Each plane perpendicular to the x-axis intersects a certain solid in a circular cross section whose diameter lies in the xy-plane and extends from $x^2 = 4y$ to $y^2 = 4x$. The solid lies between the points of intersection of these curves. Find its volume
My approach
$\mathcal The$ $\mathcal graph$
$y^2=4x \Rightarrow y = 2\sqrt{x} = f(x)$
$x^2=4y \Rightarrow y = {x^2\over 4} = g(x)$
$\pmb The$ $\pmb Solid$
Points of intersection are (0,0) and (4,4) In [0,4] , f(x) > g(x)
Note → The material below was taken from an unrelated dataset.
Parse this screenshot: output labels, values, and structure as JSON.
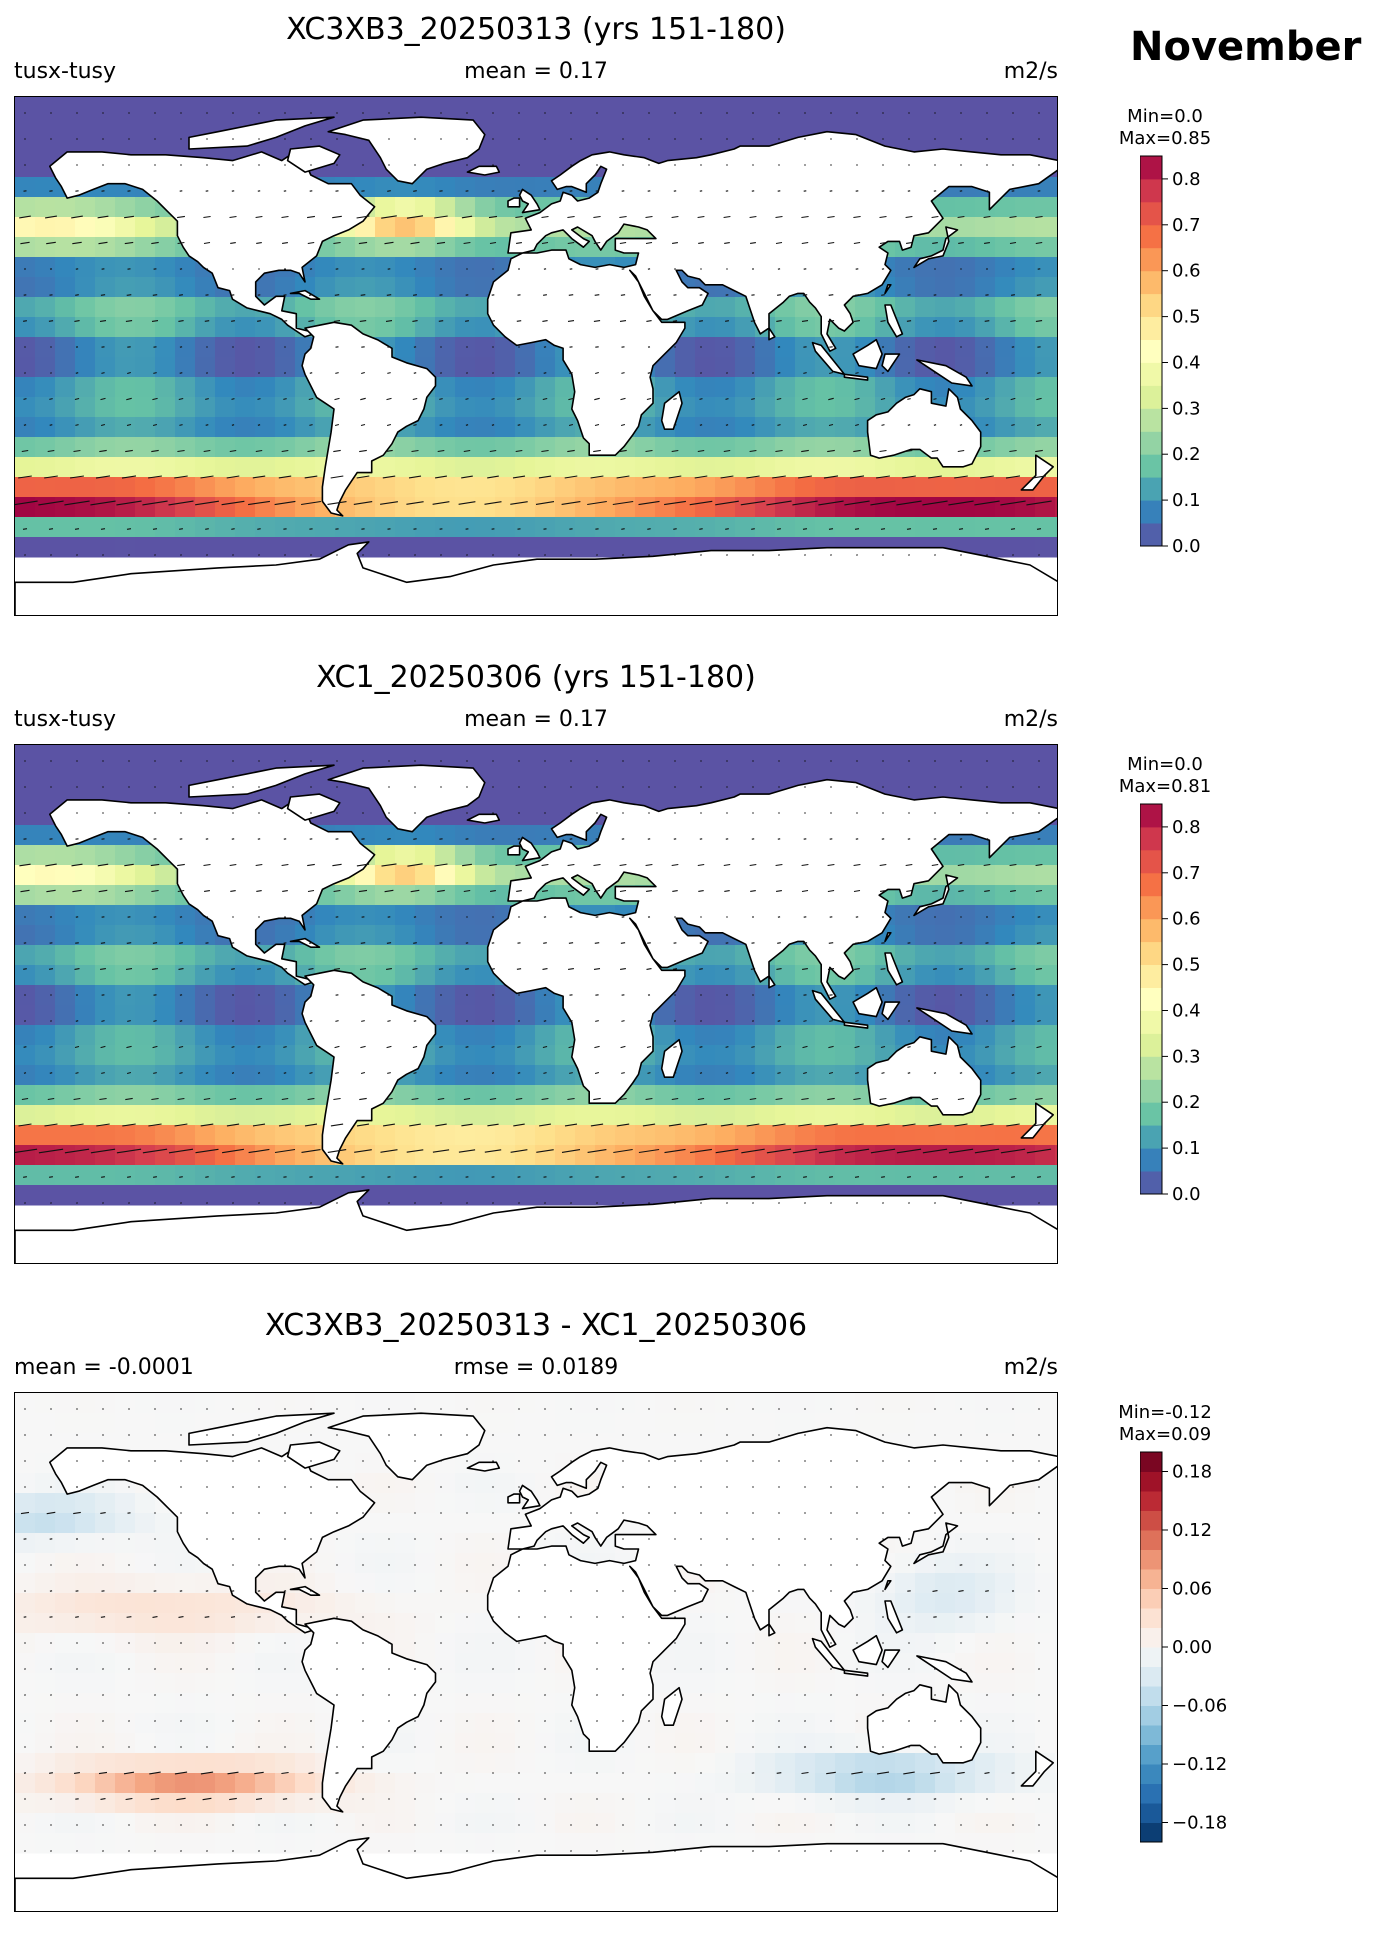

So radius at x , $2r = f(x) - g(x)$
$r = \sqrt{x} - {x^2\over 8}$
Volume of disc $dv = \pi r^2dx$
$= \pi [x + {x^4\over 64} - {x^2\sqrt{x}\over 4}]dx$
$\int_{0}^{V}dv = \int_{0}^{4} \pi [x + {x^4\over 64} - {x^2\sqrt{x}\over 4}]dx$
$= \pi [ {x^2\over 2} + {x^5\over 5×64} - {x^{7\over 2}\over 14} ]_{0}^{4}$
$= {72\pi \over 35}$
I don't know whether my approach and steps are correct or not pointing out the error in my solution and suggesting the right one would be of much help
Your integration/thinking process is correct however you made minor calculation errors along the way. For starters when writing g(x), you simplify wrong by dividing by 2 instead of 4. So it should have been $g(x) = x^2/4$. Additionally, when writing the radius in terms of $x$ as you miswrite the $g(x)$ function again as $(x/2)/2$ when in reality it should have been $(x^2/4)/2 = x^2/8$